Among the factors of change in Indian society discussed in this section, independence from British
rule, democratization, adult franchise, constitution as a vehicle of change (state sponsored change),
industrialization and urbanization, modern education and increase in education, legislative and
administrative means may be the most important factors of change. At the grassroots level,
industrialization and market economy has led to breakdown of Jajmani system. Urbanization has
contributed to the increased occupational mobility and disorganization of joint family at least
structurally, new system of stratification based on achievement rather than ascription has emerged.

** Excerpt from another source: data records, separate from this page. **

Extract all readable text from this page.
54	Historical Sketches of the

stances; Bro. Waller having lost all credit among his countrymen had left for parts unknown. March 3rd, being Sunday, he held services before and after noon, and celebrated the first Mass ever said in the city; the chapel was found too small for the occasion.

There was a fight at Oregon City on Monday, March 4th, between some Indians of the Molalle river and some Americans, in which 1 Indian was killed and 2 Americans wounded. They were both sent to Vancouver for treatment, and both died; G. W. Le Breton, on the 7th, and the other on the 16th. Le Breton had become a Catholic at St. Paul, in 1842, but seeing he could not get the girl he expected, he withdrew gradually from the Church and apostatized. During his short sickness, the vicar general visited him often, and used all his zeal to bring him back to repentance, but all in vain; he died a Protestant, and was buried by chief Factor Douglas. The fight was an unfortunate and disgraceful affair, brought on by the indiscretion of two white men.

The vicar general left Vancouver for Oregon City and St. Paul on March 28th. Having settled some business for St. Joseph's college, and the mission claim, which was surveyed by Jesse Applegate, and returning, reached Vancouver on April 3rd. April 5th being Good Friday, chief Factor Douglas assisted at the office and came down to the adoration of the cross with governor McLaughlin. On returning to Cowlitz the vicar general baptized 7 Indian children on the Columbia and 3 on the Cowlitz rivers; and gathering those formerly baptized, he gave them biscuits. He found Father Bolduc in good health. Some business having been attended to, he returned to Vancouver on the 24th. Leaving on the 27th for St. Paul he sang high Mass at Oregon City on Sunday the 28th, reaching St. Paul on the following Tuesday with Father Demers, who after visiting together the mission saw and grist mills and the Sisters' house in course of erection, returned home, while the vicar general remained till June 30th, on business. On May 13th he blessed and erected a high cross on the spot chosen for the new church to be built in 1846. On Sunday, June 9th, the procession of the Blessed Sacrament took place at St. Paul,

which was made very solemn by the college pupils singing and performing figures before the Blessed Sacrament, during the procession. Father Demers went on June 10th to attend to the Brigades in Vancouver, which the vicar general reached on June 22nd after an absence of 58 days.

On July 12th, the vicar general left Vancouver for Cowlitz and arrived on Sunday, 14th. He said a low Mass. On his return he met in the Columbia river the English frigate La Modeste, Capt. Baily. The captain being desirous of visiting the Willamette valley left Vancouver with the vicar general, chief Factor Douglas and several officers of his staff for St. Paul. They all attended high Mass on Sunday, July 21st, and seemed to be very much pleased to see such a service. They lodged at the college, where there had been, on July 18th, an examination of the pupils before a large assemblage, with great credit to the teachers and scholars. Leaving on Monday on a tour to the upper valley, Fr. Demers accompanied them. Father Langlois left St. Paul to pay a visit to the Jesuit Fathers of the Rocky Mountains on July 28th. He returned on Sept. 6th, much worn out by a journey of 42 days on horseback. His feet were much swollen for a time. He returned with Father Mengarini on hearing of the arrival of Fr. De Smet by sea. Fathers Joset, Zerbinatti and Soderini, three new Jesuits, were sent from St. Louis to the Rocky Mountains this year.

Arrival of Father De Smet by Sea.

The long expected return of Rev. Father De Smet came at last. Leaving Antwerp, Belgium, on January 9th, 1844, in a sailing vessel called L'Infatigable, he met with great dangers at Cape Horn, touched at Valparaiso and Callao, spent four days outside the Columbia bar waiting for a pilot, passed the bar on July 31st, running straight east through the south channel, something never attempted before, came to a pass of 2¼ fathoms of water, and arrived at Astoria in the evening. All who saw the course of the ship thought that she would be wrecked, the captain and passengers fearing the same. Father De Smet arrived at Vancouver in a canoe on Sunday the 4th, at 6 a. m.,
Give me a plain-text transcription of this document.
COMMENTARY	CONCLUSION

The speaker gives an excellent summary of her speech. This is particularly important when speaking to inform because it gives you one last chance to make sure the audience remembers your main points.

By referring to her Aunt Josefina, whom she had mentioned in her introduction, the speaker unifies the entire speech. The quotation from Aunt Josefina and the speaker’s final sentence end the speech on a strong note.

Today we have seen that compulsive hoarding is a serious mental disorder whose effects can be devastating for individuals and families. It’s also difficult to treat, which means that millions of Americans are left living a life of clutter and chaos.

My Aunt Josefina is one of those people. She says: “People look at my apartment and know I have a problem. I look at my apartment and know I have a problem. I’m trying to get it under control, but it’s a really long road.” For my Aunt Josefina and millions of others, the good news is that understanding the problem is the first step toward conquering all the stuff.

But, as pointed out elsewhere in this section, these changes have not taken place through wholesale
replacement of traditional structures. But the craving for retaining and strengthening the traditional
social institutions such as caste and religion along with modernization pose a threat of breakdown
or ‘cultural lag’ to the process of modernization. The increasing level of communalism and casteism
along with violence, use of modern technology like television to promote religious animosity and
growth of separatism may be cited as examples. The active participation of the affluent urban
middle class in looting spree and in the communal violence in the Gujarat’s recent holocaust speak
volumes of communalisation of this modern urban middle class. Increased ritualism, religiosity
and religious consciousness and an upbeat economy, democracy and declining levels of tolerance
of dissent, an open polity with atrocities on the weaker sections, high spiritualism with increasing
vulgarisation of values are alarming to the students of contemporary Indian society. As S.C. Dube
(1990) remarks, contemporary Indian society is undergoing a trauma of change and is confronting
a series of dilemmas and paradoxes. While some aspects of tradition will survive because of their
vitality and usefulness, many of the scaly prejudices of the past will have to be eradicated and
structures of exploitation and tyranny demolished. The road ahead is long, the process may be
painful, but every citizen of India has a stake in the future.